Main content area

Distinct responses of niche and fitness differences to water availability underlie variable coexistence outcomes in semi‐arid annual plant communities

Wainwright, Claire E., HilleRisLambers, Janneke, Lai, Hao R., Loy, Xingwen, Mayfield, Margaret M.
Thejournal of ecology 2019 v.107 no.1 pp. 293-306
annuals, biodiversity, climate change, dry environmental conditions, encapsulation, fecundity, field experimentation, models, plant communities, prediction, rain
Climate change is predicted to have profound consequences for multispecies coexistence, and thus, patterns of biological diversity. These consequences will be mediated by direct and indirect impacts of environmental change on species’ vital rates and interactions. While the impacts of environmental change on individual species has received much attention to date, the consequences for coexistence mediated by changes in the strength and direction of multispecies interactions are not as well understood. To investigate how coexistence dynamics may be sensitive to environmental change, we conducted a field experiment in a diverse semi‐arid annual plant system. We imposed a water manipulation treatment in two sites that vary in aridity and associated rainfall. Focusing on four common annual plant species in these sites, we quantified the fecundity (seed production) of individuals in response to a gradient of intra‐ and interspecific competitor densities and aridity.
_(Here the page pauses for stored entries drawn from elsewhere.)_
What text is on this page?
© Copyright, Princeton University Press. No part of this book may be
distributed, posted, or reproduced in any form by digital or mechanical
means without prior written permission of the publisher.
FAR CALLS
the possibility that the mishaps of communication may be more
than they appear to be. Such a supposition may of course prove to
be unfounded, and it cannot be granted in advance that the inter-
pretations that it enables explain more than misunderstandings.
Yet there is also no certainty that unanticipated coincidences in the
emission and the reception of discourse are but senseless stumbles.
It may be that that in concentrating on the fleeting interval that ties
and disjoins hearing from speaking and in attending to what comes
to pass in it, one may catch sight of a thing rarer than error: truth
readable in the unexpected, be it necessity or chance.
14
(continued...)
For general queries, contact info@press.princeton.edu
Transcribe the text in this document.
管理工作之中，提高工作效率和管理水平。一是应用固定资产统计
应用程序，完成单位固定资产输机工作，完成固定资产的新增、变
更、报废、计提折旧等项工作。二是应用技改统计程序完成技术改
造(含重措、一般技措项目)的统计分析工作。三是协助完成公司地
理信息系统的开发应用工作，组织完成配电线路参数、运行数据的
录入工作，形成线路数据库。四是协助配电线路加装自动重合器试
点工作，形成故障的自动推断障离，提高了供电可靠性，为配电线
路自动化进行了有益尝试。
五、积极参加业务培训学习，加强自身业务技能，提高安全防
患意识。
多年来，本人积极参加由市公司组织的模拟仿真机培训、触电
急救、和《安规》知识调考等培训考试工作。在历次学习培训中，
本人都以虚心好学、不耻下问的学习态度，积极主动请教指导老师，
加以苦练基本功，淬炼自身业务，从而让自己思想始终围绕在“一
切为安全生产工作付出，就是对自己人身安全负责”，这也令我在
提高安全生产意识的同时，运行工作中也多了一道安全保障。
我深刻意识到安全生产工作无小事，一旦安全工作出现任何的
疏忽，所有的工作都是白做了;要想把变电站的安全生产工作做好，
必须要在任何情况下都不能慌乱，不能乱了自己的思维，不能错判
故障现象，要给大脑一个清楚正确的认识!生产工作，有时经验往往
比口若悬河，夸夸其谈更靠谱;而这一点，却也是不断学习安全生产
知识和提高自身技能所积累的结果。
We then used these fecundities to parameterize an annual plant population model and examine the influence of aridity and species identity on resultant coexistence dynamics (as a function of stabilizing niche differences and fitness inequalities). While the responses of some vital rates and competitive impacts to watering varied somewhat predictably across sites, coexistence metrics encapsulating changes in these vital rates and interaction strengths did not. Fitness inequalities among our focal species were driven largely by differences in sensitivity to competition, which were almost always much greater than the magnitude of stabilizing niche differences. These findings were surprising given observational evidence suggesting that these species do coexist at local scales in these natural communities. Synthesis. Our study is one of the first to explicitly consider the influence of environmental variation on the individual components of coexistence outcomes. We show that environmental change has the ability to influence coexistence not only through direct pathways (i.e., vital rates), but also indirect pathways (i.e., species interactions). Despite the consistency of many of the responses of these individual components to environmental variation, their combined influence on predictions of both current and future coexistence remains unclear.